Three years ago, before Sandy hit, I remarked in this Blog that Staten Island was a prime location for its wrath. Why? It has been before and things have just gotten worse. In the early 1950s there were several massive Hurricanes and flooding went from the shore to Hylan Blvd. From Hylan in it was 2-3' underwater. Of course then there homes were at best summer shacks and the City had not improved anything.
Then in the late 50s and early 60s I was the NY City Lieutenant Lifeguard in charge of Ocean Breeze section. Every day, for almost 5 years, I watched as the Verazzano was built on one side and as people moved into the swamps that had been the buffer in the last Hurricanes on the other side. Sooner or later they too would be under water again.
Then in the 80s they moved Staten Island Hospital and a Mental Health clinic to the middle of the very same swamps. Worse yet, the road along the beach was raised so that if water even came across it, the water would then stay in this swamp land, now several yards below what was sea level.

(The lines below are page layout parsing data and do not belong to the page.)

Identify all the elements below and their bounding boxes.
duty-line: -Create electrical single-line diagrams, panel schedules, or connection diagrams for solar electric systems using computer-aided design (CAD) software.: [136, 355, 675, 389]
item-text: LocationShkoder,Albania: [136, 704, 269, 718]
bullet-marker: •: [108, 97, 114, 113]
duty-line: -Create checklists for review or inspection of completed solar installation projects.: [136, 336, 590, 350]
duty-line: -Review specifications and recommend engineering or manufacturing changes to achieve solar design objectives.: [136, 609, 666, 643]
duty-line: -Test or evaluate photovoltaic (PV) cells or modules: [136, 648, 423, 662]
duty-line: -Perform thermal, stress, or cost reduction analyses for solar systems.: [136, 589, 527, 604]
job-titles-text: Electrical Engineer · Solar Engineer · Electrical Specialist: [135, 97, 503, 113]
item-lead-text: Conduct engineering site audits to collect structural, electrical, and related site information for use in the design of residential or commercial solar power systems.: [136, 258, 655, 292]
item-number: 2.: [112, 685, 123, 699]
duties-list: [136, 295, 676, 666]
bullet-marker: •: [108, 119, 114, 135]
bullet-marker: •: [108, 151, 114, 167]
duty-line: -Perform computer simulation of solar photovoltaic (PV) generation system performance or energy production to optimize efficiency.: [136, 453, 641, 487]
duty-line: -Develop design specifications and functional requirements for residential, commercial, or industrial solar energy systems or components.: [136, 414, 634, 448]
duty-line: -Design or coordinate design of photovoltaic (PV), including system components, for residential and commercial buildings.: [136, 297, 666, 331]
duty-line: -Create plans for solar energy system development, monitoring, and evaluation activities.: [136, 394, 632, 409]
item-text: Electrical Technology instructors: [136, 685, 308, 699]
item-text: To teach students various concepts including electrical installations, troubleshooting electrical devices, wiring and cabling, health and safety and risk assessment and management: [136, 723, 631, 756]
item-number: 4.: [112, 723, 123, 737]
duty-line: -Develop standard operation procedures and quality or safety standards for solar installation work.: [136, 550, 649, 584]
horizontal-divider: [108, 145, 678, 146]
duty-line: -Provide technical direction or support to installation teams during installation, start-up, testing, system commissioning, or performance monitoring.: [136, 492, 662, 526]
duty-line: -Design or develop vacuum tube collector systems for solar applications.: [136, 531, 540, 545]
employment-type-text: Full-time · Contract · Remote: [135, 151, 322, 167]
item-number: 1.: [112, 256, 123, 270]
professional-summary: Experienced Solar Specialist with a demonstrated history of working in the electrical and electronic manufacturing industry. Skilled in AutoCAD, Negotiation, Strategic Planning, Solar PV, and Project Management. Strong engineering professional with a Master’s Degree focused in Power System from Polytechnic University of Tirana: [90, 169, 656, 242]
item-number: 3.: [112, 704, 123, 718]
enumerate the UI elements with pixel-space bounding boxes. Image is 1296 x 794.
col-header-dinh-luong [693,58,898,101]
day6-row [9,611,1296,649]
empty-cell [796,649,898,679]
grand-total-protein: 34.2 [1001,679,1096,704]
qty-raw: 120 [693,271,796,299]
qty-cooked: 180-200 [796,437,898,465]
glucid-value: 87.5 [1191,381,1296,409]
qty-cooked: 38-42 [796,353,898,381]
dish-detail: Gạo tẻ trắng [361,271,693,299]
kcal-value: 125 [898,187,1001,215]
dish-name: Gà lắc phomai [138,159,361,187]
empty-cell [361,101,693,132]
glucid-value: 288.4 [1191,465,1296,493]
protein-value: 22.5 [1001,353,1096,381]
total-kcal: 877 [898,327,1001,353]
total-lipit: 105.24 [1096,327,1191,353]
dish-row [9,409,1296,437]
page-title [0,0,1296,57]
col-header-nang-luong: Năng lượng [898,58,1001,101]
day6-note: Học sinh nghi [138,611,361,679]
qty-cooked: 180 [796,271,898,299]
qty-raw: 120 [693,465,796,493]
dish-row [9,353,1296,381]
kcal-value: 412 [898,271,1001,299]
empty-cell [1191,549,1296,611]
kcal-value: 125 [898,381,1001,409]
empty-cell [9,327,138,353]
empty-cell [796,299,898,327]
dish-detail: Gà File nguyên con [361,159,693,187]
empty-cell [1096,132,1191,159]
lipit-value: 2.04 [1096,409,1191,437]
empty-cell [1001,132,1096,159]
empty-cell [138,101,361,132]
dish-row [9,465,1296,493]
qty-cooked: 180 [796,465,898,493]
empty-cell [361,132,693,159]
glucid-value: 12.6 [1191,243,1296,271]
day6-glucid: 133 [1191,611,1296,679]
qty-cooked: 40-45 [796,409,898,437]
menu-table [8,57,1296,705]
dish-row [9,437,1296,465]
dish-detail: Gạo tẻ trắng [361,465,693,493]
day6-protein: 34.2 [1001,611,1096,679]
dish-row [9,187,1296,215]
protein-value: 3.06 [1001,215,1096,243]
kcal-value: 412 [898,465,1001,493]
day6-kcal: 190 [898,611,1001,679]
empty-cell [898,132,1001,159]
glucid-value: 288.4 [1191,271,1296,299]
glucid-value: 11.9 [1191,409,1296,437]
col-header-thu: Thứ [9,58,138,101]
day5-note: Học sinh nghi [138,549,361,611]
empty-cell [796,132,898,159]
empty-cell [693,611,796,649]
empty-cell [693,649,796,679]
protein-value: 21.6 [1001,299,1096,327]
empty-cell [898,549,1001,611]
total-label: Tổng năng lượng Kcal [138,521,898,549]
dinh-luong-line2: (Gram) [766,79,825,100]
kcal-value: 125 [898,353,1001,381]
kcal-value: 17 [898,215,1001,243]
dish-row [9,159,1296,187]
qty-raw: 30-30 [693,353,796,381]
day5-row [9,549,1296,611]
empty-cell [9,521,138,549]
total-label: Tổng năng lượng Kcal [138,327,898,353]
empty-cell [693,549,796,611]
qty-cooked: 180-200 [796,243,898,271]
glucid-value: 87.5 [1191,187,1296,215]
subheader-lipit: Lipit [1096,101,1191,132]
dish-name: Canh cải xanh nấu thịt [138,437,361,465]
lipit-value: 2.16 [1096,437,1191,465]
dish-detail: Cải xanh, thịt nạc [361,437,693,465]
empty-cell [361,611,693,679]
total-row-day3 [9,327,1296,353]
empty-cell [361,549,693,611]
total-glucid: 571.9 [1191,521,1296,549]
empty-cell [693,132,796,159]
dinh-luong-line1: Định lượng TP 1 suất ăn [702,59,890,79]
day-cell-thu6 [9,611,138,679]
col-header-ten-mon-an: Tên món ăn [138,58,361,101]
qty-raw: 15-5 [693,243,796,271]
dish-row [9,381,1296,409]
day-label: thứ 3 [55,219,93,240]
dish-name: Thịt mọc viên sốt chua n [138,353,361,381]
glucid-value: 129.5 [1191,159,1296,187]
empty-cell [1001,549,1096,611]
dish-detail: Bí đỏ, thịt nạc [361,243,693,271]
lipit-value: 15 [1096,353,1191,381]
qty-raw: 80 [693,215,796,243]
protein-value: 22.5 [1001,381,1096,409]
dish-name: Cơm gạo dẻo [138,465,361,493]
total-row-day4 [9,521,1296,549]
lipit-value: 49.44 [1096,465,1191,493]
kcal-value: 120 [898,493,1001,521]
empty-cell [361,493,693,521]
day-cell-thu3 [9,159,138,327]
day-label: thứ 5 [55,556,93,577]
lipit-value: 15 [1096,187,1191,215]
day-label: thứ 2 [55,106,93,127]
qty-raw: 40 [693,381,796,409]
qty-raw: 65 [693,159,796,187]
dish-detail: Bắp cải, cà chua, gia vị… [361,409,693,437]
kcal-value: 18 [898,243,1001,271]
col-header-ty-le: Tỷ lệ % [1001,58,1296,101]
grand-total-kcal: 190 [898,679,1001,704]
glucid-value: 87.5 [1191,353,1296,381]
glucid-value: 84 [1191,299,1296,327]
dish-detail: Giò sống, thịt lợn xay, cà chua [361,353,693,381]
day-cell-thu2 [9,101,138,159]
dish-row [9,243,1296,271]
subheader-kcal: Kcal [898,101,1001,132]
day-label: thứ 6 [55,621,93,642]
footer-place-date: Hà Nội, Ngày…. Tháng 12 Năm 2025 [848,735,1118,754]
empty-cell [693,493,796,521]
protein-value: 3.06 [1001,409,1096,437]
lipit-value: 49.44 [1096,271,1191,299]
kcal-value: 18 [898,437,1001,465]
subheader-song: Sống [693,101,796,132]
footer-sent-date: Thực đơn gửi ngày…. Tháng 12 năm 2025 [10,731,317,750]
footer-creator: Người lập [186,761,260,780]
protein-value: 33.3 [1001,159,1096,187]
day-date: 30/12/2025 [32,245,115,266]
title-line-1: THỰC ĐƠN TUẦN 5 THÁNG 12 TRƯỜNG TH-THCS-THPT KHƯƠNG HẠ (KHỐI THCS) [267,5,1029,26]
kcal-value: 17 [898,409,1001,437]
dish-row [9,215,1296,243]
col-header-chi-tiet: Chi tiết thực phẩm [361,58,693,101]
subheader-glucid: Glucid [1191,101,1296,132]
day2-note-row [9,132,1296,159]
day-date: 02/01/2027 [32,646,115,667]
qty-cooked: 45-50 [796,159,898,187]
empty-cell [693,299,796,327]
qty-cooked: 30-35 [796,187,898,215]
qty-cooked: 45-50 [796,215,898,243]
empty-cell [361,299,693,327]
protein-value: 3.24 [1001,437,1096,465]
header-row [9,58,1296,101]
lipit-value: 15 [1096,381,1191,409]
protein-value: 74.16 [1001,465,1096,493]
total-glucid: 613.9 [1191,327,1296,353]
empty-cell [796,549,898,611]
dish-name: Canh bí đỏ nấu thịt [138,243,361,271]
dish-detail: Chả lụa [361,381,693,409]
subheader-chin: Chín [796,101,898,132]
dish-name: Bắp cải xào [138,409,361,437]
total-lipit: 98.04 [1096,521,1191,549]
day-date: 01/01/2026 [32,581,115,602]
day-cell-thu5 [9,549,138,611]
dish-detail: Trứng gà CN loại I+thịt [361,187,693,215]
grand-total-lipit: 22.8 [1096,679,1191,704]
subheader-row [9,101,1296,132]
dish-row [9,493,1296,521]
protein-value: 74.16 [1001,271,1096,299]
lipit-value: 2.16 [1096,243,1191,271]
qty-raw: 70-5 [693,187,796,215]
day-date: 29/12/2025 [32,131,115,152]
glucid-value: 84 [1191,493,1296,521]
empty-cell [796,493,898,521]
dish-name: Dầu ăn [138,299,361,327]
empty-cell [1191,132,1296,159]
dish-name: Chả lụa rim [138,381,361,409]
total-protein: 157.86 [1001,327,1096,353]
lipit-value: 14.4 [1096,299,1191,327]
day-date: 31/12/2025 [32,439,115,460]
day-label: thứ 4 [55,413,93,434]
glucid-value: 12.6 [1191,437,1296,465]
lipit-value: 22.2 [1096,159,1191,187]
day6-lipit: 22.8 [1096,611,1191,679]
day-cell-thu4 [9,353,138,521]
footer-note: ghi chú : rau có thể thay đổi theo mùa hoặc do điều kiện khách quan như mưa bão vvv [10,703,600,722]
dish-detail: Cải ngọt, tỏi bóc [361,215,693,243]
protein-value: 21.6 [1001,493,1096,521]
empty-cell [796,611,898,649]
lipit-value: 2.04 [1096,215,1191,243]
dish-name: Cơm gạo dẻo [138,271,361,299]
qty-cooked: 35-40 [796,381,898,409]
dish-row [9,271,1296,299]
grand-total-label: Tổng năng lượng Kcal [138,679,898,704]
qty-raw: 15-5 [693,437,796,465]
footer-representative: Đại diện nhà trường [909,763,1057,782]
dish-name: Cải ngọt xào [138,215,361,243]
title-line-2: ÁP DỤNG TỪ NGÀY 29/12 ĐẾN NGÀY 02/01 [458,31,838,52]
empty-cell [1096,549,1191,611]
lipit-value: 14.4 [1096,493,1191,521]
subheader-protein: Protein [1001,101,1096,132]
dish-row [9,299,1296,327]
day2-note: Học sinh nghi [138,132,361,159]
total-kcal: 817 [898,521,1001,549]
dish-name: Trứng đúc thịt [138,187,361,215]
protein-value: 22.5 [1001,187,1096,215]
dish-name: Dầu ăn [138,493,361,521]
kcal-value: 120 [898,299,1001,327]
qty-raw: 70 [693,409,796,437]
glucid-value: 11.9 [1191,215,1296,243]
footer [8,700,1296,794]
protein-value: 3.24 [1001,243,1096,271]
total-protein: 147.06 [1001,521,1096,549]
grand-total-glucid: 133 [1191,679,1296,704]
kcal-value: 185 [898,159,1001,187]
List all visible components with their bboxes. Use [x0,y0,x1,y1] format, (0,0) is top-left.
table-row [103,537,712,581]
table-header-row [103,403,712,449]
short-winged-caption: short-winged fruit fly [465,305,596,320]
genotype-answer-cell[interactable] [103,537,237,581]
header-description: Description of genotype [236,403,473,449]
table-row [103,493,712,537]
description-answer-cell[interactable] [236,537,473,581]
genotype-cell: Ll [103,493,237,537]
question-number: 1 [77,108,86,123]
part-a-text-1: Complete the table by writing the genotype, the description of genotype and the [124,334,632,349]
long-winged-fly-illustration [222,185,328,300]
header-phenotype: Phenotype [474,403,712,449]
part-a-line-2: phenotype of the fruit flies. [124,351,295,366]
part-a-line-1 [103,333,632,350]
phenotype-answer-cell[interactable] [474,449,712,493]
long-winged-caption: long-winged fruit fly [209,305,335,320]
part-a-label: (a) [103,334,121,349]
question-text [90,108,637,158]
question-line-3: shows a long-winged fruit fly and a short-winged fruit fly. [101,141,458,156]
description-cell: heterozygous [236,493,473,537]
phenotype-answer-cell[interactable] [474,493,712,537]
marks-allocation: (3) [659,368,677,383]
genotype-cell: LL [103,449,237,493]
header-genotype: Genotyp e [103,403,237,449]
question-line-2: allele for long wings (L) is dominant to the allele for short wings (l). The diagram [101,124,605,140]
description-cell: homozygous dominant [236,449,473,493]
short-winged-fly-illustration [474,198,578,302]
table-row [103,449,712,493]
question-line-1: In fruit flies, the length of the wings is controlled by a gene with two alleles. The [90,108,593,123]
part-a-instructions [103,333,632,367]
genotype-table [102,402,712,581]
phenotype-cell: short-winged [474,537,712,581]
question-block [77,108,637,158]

It became a natural pond, and when the next hurricane came it would become a veritable salt water swimming pool, unfortunately filled with homes. And the homes were filled with people who would not leave.
So along comes Sandy. We sadly know what happened; death and destruction.
Now the New Republic bemoans the situation. They state:
Of the nine buyout committees that sprung up on Staten Island after
Sandy, three—Oakwood Beach, Ocean Breeze, and Graham Beach—would
successfully organize a state-managed, federal buyout. In April of last
year, Barbara Brancaccio, the press representative for the Governor's
Office of Storm Recovery, said that the State had no intention of
purchasing the entirety of Staten Island's eastern shore, limiting the
eligible communities to those already selected. For those left out of
the buyout the only sure thing is that their homes are worth less than
they were before the storm made residents and policymakers aware of the
true cost of living beside a rising sea. Here on the damp fringes of
what was once the most powerful city in the world, Staten Islanders are
retreating from the coast because they have recognized the limits of the
built environment's ability to buffer them from a changing natural
environment, and the limits of the government's ability to buffer them
from unfair and inequitable development.
The problem is that no one should ever have been allowed to build there, especially the hospital. I had seen the destruction to sea grass in the 50s, water knee deep on Hylan Blvd, and God knows how deep in the salt marshes.
So who is at fault? Most likely the City, whoever that may mean, who frankly should have known better. It had happened before, it happened in Sandy, and yes it will most likely occur again. The outer harbor is a dangerous body of water as tides come and go and as the winds can raise the water even higher. Midland Beach is a wonderful recreation area.
The ocean is a risky place to put anything at sea level. Sea level just is not reliable. People should question why building permits were even give for such locations, at least that is my opinion. This is not a first, it not the beginning of the end, it is an ongoing well-known process.